One of the often overlooked aspects of a comprehensive financial plan is determining which assets fund what goals and when. This is one of those areas where not all assets are created equal and, in fact, may not really be comparable at all. Understanding this is important if a financial plan is to function well over time, with funds being available when needed and without unnecessary friction (such as taxes and fees).
A good starting point might be a common type of pre-retirement goal for many folks – funding education for children or buying a vacation home or other similar action. What most clients understand is that their tax advantaged assets – such as a company 401(k) plan or IRA – are intended for retirement and carry with them the likelihood of tax penalties in the event of early withdrawals. Clearly, these accounts should probably not be considered when funding most pre-retirement goals such as children’s education or big-ticket items like a second home. Similarly, an illiquid asset such as restricted stock or mortgaged real property might be a non-starter here.
What a client should have lined up for this type of expected goal is either an account established specifically for the goal, like a Section 529 plan for higher education, or a highly liquid taxable (or tax exempt) account such as certificates of deposit or unleveraged brokerage accounts. These types of accounts typically allow the client easy access when it is time to disburse funds for the goal and without either outright prohibition or extra costs such as tax penalties or excessive sales commissions.

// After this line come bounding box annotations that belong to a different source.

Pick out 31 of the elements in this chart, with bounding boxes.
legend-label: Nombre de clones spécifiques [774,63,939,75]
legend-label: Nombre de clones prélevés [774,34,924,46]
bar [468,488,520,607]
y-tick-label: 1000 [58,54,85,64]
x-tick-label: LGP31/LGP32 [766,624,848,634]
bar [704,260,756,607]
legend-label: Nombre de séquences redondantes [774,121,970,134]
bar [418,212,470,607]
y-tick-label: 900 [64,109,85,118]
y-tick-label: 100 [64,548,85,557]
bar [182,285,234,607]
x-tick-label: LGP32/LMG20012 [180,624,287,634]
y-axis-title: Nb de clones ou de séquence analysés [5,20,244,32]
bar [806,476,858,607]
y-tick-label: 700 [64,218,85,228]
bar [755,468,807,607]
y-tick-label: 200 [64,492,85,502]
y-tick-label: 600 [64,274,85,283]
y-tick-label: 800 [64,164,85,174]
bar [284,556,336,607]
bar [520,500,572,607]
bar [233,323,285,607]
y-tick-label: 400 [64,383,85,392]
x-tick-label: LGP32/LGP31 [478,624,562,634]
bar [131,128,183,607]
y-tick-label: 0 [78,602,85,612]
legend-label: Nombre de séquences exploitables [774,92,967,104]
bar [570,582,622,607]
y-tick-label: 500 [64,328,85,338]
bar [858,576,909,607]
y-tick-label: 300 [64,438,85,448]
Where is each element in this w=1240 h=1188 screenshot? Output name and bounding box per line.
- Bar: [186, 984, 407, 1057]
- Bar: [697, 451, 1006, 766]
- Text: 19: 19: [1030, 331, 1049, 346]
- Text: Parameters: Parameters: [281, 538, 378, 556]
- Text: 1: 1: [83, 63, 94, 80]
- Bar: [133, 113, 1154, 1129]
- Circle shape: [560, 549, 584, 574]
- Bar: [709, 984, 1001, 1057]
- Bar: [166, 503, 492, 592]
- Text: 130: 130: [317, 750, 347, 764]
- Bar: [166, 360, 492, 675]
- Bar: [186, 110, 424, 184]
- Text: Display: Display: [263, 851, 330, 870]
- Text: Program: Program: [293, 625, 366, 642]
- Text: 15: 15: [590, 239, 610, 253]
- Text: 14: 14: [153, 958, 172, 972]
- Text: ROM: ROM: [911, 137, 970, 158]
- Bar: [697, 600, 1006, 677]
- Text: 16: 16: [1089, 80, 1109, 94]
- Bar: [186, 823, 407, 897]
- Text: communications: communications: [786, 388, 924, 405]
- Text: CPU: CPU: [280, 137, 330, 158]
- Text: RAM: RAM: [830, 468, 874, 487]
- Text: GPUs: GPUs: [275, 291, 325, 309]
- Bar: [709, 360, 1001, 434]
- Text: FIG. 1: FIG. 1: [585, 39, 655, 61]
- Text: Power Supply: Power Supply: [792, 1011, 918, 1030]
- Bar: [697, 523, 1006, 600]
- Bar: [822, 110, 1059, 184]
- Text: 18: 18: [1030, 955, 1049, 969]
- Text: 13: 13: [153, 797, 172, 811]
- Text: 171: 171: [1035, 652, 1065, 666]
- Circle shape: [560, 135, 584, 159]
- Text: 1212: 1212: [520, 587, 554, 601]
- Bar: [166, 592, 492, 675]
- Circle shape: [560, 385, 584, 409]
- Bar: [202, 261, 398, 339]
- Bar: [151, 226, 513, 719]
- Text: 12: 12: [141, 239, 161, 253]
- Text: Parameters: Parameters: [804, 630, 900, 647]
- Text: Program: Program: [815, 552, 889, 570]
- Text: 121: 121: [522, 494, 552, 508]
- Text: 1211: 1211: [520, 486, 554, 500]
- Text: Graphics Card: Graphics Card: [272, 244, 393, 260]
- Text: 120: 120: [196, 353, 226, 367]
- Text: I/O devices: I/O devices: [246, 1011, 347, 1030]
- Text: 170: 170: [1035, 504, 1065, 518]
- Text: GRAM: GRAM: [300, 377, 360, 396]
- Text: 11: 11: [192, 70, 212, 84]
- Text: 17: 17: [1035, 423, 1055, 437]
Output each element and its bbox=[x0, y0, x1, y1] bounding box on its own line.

Where financial planners and clients may fall short in their planning is where they look at the balance sheet and see substantial and sufficient values to cover goals but fail to understand whether those values are actually readily available at the time they will be needed. Of course, in some cases, illiquid assets might be used as security for a loan to cover the goal, with the expectation that subsequent cash inflows will allow the client to service and retire the loans.
The point is that your financial plan should consider the best method of paying for different types and timing of goals and not simply assume that because you have assets there won’t be any issues with covering those goals. This type of advice can make a good financial adviser a real asset to clients.